In an unpublished order, a panel of the Court of Appeals granted James’ motion and dismissed the appeals. It ruled that because Dr. Bonanno had neither moved to intervene nor entered an appearance before entry of the final order, she was not a party to the proceeding below and so lacked standing to appeal. It denied her request for appellate attorney's fees but granted James’ request. It remanded for the circuit court to consider an appropriate award under Rule 5A:30(b).
We awarded Dr. Bonanno this appeal.
We review the Court of Appeals’ interpretations of statutes and the Rules of this Court de novo. LaCava v. Commonwealth , 283 Va. 465, 469-70, 722 S.E.2d 838 (2012).
Dr. Bonanno first asserts, in two of three assignments of error, that the Court of Appeals erred by granting James’ motion to dismiss her appeals to that court on the ground that she was not a party to the proceeding below. We disagree.
Code § 17.1-405 provides that "[a]ny aggrieved party may appeal to the Court of Appeals from" an adoption order. (Emphasis added.) The dispositive issue is the meaning of the word "party."
The first step in addressing that issue is to note that "party" is not merely a synonym of "person." The Code of Virginia is replete with examples where the General Assembly has afforded certain litigation rights to either parties or persons. A cursory search reveals dozens of statutes where the General Assembly has used the term "aggrieved party" or "party aggrieved," and more than one hundred where it has used the term "aggrieved person" or "person aggrieved." This is a distinction with a difference.
For example, the Government Data Collection and Dissemination Practices Act, Code §§ 2.2-3800 through -3809, provides that "[a]ny aggrieved person may institute a proceeding for injunction or mandamus against any person or agency that has engaged, is engaged, or is about to engage in any acts or practices in violation" of the act, Code § 2.2-3809, thereby creating a private right of action to seek the specified forms of relief. This illustrates that there are no parties in the absence of a proceeding; the aggrieved person becomes a party by instituting it.
This principle is further demonstrated by the Administrative Process Act, Code §§ 2.2-4000 through -4032. Code § 2.2-4026(A) provides that "[a]ny person affected by and claiming the unlawfulness of any regulation or party aggrieved by and claiming unlawfulness of a case decision ... shall have a right to the direct review thereof." (Emphases added.) A regulation has a restrictive effect by which a person may be aggrieved even in the absence of litigation. A case decision, however, binds only those who are parties to the case and whose rights have been adjudicated. Therefore, the statute limits those who may seek review of a case decision to those who are parties to that decision.
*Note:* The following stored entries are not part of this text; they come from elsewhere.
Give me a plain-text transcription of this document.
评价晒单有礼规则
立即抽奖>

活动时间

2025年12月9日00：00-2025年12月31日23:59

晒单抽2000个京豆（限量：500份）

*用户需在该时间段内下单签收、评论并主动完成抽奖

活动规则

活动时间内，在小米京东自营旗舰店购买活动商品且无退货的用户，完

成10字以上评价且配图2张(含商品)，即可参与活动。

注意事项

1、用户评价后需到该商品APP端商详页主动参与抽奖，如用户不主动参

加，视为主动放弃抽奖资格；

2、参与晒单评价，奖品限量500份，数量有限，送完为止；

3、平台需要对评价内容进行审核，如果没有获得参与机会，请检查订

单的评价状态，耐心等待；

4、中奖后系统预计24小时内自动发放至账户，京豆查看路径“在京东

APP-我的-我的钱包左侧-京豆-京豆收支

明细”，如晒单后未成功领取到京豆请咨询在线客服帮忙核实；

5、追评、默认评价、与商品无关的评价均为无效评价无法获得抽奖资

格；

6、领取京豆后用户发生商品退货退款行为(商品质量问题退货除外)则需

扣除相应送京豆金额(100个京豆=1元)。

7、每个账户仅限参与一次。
These examples illustrate that the General Assembly knows the difference between persons and parties. When it has shown that it knows and intends a difference between two terms by using them in different ways, see Commonwealth v. Commonwealth ex rel. Hunter Labs., LLC , 296 Va. 32, 38, 817 S.E.2d 318 (2018) (), we presume that it chose with care the words it used when it enacted the statute we are construing. Addison v. Jurgelsky , 281 Va. 205, 208, 704 S.E.2d 402 (2011).
The conclusion that the term "aggrieved party" in Code § 17.1-405 means that only a "party" may appeal to the Court of Appeals is only the first step in our analysis. The next step is determining what kind of "party" the General Assembly meant.
The general legal definition of "party" relevant here is "[o]ne by or against whom a lawsuit is brought; anyone who both is directly interested in a lawsuit and has a right to control the proceedings, make a defense, or appeal from an adverse judgment; litigant[;]" as in "a party to the lawsuit." Black's Law Dictionary 1350-51 (11th ed. 2019) (emphasis added). " ‘Those persons who institute actions for the recovery of their rights, or the redress of their wrongs, and those against whom the actions are instituted, are the parties to the actions.’ " Id. at 1351 () (emphasis in original).